An EJB server is an application, usually a product such as BEA WebLogic, that provides (or should provide) for concurrent client connections and manages system resources such as threads, processes, memory, database connections, network connections, etc. An EJB container runs inside (or within) an EJB server, and provides deployed EJB beans with transaction and security management, etc. The EJB container insulates an EJB bean from the specifics of an underlying EJB server by providing a simple, standard API between the EJB bean and its container. A Connector provides the ability for any Enterprise Information System (EIS) to plug into any EJB server which supports the Connector architecture. See Sun’s J2EE Connectors for more in-depth information on Connectors.
Why is ejbFindByPrimaryKey mandatory?
An Entity Bean represents persistent data that is stored outside of the EJB Container/Server. The ejbFindByPrimaryKey is a method used to locate and load an Entity Bean into the container, similar to a SELECT statement in SQL. By making this method mandatory, the client programmer can be assured that if they have the primary key of the Entity Bean, then they can retrieve the bean without having to create a new bean each time – which would mean creating duplications of persistent data and break the integrity of EJB.
What is the default transaction attribute for an EJB?
There is no default transaction attribute for an EJB. Section 11.5 of EJB v1.1 spec says that the deployer must specify a value for the transaction attribute for those methods having container managed transaction. In WebLogic, the default transaction attribute for EJB is SUPPORTS.
What is software architecture of EJB?
Session and Entity EJBs consist of 4 and 5 parts respetively:
1. A remote interface (a client interacts with it),
2. A home interface (used for creating objects and for declaring business methods),
3. A bean object (an object, which actually performs business logic and EJB-specific operations).

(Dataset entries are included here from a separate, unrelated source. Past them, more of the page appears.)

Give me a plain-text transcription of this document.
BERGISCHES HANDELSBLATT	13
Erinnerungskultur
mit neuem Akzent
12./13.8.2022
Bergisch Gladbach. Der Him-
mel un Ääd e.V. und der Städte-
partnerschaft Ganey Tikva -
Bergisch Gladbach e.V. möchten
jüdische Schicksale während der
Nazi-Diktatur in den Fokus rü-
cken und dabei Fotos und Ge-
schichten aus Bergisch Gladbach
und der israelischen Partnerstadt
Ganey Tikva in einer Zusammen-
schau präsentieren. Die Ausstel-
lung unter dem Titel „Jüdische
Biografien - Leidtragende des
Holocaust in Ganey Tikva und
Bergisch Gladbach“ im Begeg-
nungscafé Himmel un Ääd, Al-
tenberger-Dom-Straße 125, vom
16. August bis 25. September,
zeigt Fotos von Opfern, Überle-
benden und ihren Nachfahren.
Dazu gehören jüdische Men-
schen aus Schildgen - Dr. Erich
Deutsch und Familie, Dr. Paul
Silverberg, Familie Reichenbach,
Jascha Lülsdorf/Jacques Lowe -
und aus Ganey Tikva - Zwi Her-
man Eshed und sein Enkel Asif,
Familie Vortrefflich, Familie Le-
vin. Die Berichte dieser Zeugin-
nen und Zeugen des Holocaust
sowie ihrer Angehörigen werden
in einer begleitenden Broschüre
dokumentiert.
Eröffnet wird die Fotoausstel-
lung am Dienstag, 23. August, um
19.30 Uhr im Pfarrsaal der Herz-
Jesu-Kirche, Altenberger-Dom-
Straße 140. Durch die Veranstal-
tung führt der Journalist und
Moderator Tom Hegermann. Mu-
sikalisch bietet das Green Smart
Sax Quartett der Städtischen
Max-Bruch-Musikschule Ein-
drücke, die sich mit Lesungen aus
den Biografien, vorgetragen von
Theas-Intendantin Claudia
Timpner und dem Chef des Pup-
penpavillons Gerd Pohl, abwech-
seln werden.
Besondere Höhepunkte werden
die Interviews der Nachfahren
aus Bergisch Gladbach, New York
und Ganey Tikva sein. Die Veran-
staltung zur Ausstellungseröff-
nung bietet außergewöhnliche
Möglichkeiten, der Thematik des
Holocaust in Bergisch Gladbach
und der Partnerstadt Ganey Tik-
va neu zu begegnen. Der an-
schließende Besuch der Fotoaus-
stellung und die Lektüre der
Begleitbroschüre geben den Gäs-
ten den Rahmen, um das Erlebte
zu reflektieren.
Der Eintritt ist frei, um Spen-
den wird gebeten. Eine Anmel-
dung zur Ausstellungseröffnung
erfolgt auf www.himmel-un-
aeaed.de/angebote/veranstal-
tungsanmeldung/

4. A deployment descriptor (an XML file containing all information required for maintaining the EJB) or a set of deployment descriptors (if you are using some container-specific features).
5. A Primary Key class – is only Entity bean specific.
What is an EJB Context?
EJBContext is an interface that is implemented by the container, and it is also a part of the bean-container contract. Entity beans use a subclass of EJBContext called EntityContext. Session beans use a subclass called SessionContext. These EJBContext objects provide the bean class with information about its container, the client using the bean and the bean itself. They also provide other functions.